Found in 3 comments on Hacker News
The strongest, most "steelmanned" defense of Anarchy (and it's not even close) is Michael Huemer's The Problem of Political Authority: https://www.amazon.com/Problem-Political-Authority-Examinati...
> To reverse this trend of stagnating growth, we must put more capital in the hands of lower income consumers, who will then spend it on things they desire and increase GDP.

I have some better ideas to increase GDP, using the author's chain of reasoning.

1. Use the military to break every window in every major city. This will force consumers to pay money to window manufacturers, thus increasing GDP!

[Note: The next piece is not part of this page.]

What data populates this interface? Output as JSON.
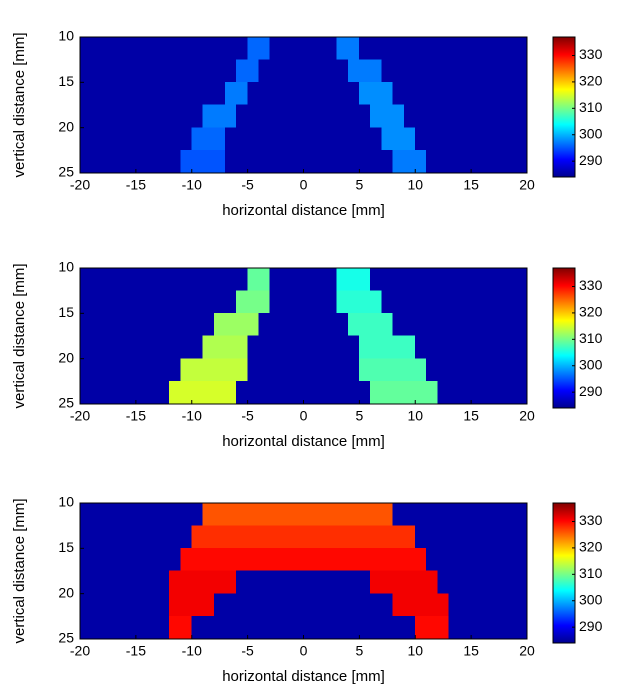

2. Rob every poor person at gunpoint, and distribute all of the money to someone interested in funding a giant hole digging expedition. It will increase the GDP!

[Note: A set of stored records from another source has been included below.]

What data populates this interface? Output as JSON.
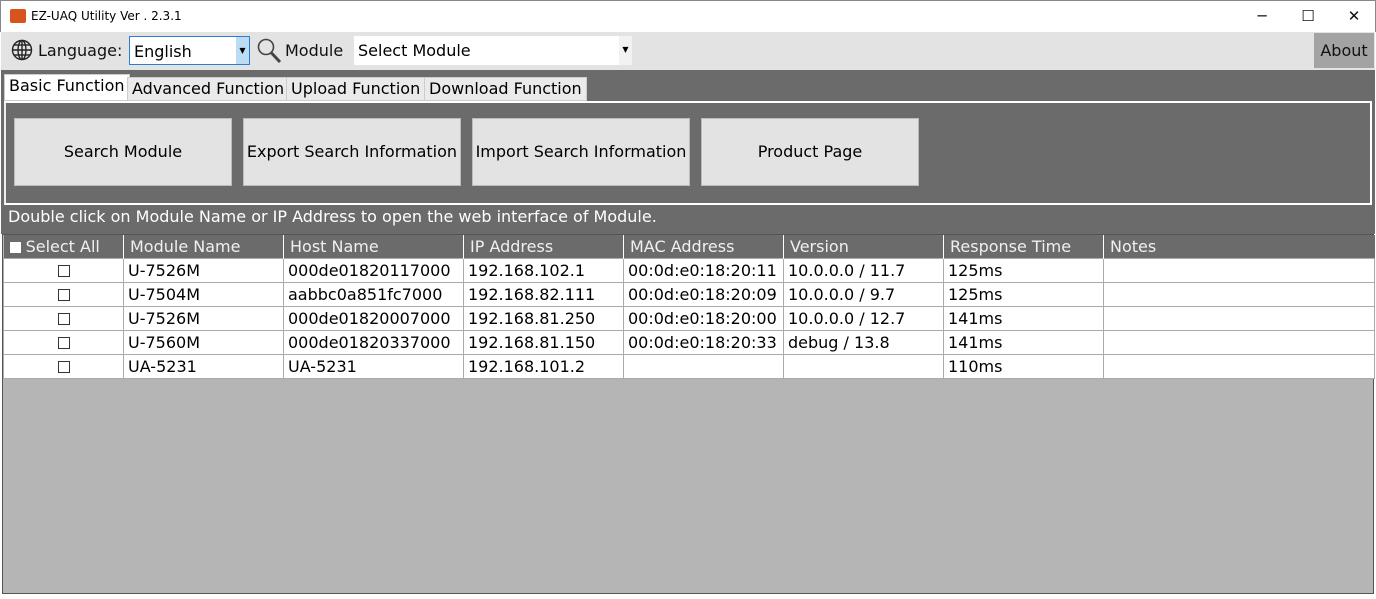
{
  "window": {
    "title": "EZ-UAQ Utility Ver . 2.3.1",
    "minimize": "─",
    "maximize": "☐",
    "close": "✕"
  },
  "toolbar": {
    "language_label": "Language:",
    "language_value": "English",
    "module_label": "Module",
    "module_value": "Select Module",
    "about": "About"
  },
  "tabs": [
    {
      "label": "Basic Function",
      "active": true
    },
    {
      "label": "Advanced Function"
    },
    {
      "label": "Upload Function"
    },
    {
      "label": "Download Function"
    }
  ],
  "buttons": [
    "Search Module",
    "Export Search Information",
    "Import Search Information",
    "Product Page"
  ],
  "hint": "Double click on Module Name or IP Address to open the web interface of Module.",
  "table": {
    "headers": [
      "Select All",
      "Module Name",
      "Host Name",
      "IP Address",
      "MAC Address",
      "Version",
      "Response Time",
      "Notes"
    ],
    "rows": [
      [
        "U-7526M",
        "000de01820117000",
        "192.168.102.1",
        "00:0d:e0:18:20:11",
        "10.0.0.0 / 11.7",
        "125ms",
        ""
      ],
      [
        "U-7504M",
        "aabbc0a851fc7000",
        "192.168.82.111",
        "00:0d:e0:18:20:09",
        "10.0.0.0 / 9.7",
        "125ms",
        ""
      ],
      [
        "U-7526M",
        "000de01820007000",
        "192.168.81.250",
        "00:0d:e0:18:20:00",
        "10.0.0.0 / 12.7",
        "141ms",
        ""
      ],
      [
        "U-7560M",
        "000de01820337000",
        "192.168.81.150",
        "00:0d:e0:18:20:33",
        "debug / 13.8",
        "141ms",
        ""
      ],
      [
        "UA-5231",
        "UA-5231",
        "192.168.101.2",
        "",
        "",
        "110ms",
        ""
      ]
    ]
  }
}
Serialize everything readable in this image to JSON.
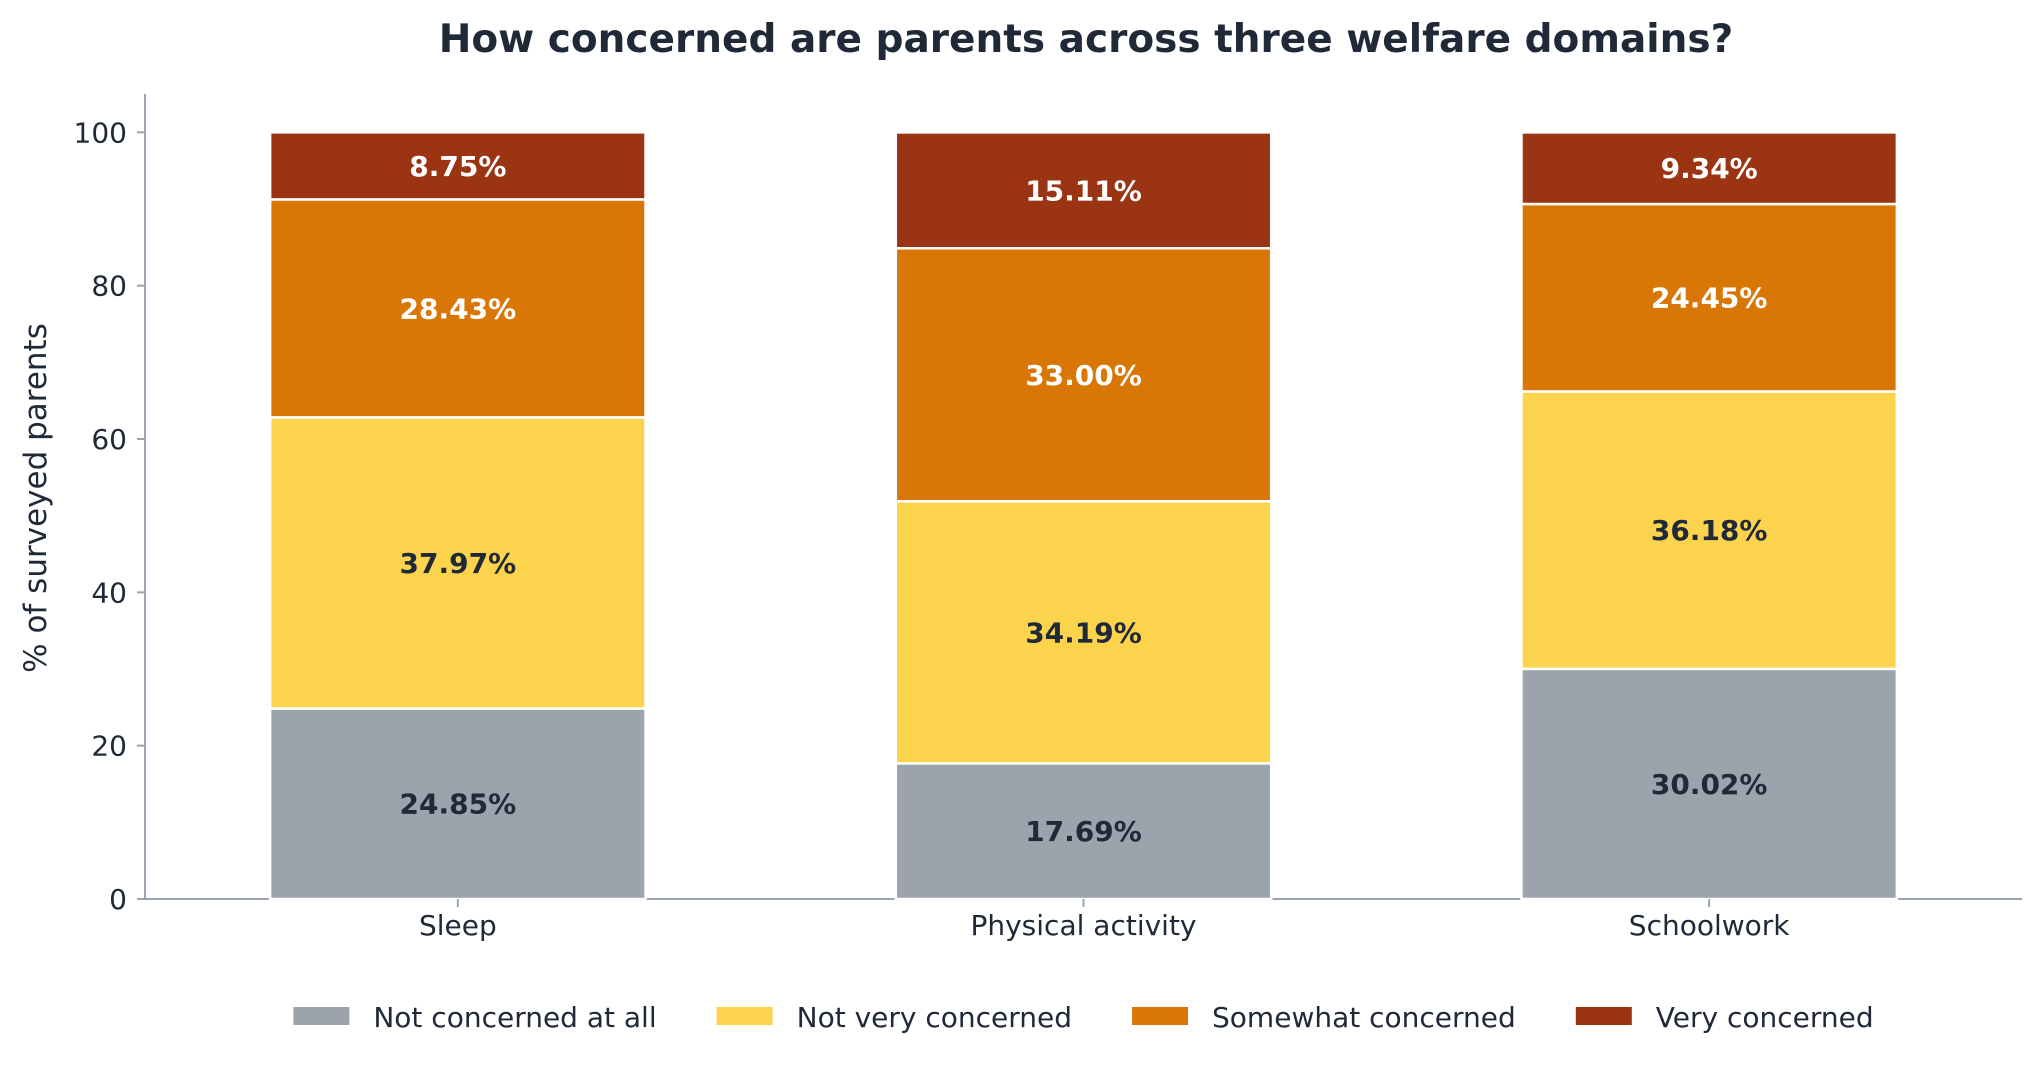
{
  "chart_data": {
    "type": "bar",
    "stacked": true,
    "title": "How concerned are parents across three welfare domains?",
    "xlabel": "",
    "ylabel": "% of surveyed parents",
    "ylim": [
      0,
      105
    ],
    "yticks": [
      0,
      20,
      40,
      60,
      80,
      100
    ],
    "grid": false,
    "legend_position": "bottom",
    "categories": [
      "Sleep",
      "Physical activity",
      "Schoolwork"
    ],
    "series": [
      {
        "name": "Not concerned at all",
        "color": "#9ca3ad",
        "label_color": "#1f2937",
        "values": [
          24.85,
          17.69,
          30.02
        ],
        "labels": [
          "24.85%",
          "17.69%",
          "30.02%"
        ]
      },
      {
        "name": "Not very concerned",
        "color": "#fcd34d",
        "label_color": "#1f2937",
        "values": [
          37.97,
          34.19,
          36.18
        ],
        "labels": [
          "37.97%",
          "34.19%",
          "36.18%"
        ]
      },
      {
        "name": "Somewhat concerned",
        "color": "#d97706",
        "label_color": "#ffffff",
        "values": [
          28.43,
          33.0,
          24.45
        ],
        "labels": [
          "28.43%",
          "33.00%",
          "24.45%"
        ]
      },
      {
        "name": "Very concerned",
        "color": "#9a3412",
        "label_color": "#ffffff",
        "values": [
          8.75,
          15.11,
          9.34
        ],
        "labels": [
          "8.75%",
          "15.11%",
          "9.34%"
        ]
      }
    ]
  }
}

3. Threaten every rich person with the following ultimatum: "give me 50% of your money, or I will kidnap you from your family and lock you in a small cell for several years". Distribute the money to the poor, who will consume more goods, thus increasing GDP! <-- This is just a restatement of the author's position, since rich people who refuse to pay for a re-distributive tax are literally sent to prison.

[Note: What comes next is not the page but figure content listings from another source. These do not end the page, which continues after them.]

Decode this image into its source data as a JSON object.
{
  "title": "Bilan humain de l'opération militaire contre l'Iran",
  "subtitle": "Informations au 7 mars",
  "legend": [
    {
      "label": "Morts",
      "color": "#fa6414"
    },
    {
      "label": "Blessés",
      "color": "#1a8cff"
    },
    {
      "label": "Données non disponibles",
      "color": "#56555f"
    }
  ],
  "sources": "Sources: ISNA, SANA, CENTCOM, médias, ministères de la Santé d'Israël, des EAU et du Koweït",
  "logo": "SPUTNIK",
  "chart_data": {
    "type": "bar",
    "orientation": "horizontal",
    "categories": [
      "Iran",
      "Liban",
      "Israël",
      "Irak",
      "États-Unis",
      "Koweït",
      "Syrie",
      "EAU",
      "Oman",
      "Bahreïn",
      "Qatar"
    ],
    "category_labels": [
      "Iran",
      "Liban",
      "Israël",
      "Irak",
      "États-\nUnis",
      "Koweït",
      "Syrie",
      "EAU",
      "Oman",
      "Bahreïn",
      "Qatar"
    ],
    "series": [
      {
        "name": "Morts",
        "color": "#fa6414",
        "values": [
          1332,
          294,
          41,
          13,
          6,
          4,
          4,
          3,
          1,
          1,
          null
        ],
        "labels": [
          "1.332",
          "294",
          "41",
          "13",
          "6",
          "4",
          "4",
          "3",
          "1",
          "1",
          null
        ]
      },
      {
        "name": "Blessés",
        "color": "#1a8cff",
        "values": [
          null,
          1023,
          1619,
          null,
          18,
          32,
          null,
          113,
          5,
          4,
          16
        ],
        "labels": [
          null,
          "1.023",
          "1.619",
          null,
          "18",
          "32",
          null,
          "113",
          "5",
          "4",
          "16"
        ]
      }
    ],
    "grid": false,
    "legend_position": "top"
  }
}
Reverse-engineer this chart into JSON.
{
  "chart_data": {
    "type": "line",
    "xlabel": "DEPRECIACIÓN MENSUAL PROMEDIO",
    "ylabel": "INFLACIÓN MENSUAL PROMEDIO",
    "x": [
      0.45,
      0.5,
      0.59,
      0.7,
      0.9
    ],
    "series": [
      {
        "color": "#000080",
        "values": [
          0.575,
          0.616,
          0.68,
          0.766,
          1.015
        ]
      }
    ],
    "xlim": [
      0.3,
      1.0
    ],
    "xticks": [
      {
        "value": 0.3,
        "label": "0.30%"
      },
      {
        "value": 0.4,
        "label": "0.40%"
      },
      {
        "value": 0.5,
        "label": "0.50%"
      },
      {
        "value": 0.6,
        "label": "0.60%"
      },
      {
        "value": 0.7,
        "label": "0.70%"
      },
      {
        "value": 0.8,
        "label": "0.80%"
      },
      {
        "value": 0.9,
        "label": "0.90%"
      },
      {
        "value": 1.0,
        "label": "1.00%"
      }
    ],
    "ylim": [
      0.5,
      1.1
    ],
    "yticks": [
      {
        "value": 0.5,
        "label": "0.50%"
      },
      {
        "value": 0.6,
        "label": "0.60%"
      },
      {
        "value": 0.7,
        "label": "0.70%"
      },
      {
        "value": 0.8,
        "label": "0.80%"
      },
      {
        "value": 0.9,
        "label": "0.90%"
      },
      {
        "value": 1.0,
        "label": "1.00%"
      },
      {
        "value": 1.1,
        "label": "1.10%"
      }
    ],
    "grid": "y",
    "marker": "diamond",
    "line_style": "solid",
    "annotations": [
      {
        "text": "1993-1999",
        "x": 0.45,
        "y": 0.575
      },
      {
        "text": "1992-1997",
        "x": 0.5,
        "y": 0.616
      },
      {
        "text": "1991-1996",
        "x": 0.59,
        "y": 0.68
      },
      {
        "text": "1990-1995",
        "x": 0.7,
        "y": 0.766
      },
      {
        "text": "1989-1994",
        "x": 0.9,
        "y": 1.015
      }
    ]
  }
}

In all cases (i) the economic fallacy is equating an "increase in GDP" with an "increase in wealth" and (ii) the moral fallacy is assuming it would be justified to take people's money from them without their consent.

In the long-run, it is the supply-side that increases societal wealth (not the "demand-side"), since long-run wealth is generated by entrepreneurs and investors who take risks to coordinate economic activity and invent new technologies. New technology, especially, is created by investors & entrepreneurs on the supply-side. So even if it weren't immoral, redistributing wealth from suppliers of capital and technologists to consumers doesn't actually create any new wealth. It is instead literally the consumption of wealth made by the suppliers of it!

The moral case against redistribution is the following argument: (i) it would be wrong for me or my gang to personally rob you of your money, even if I/we had noble plans for how to spend it; (ii) there are no morally relevant differences between individuals doing this and the state doing this, therefore, (iii) forceful redistribution of property is wrong. The details (and nuance) of this argument are supplied in Michael Huemer's "The Problem of Poltical Authority", which I highly recommend: https://www.amazon.com/Problem-Political-Authority-Examinati...

wonder_er · 2017-03-03 · Original thread
The "social contract" theory is pretty hard to defend. Lots of people have tried, few have succeeded.

I'm just about to finish up _The Problem of Political Authority_ [0] and the author (Prof at Colorado University - Boulder) gives the social contract an _excellent_ rundown.

TL;DR: There is no social contract. It's a politically useful idea not rooted in moral law.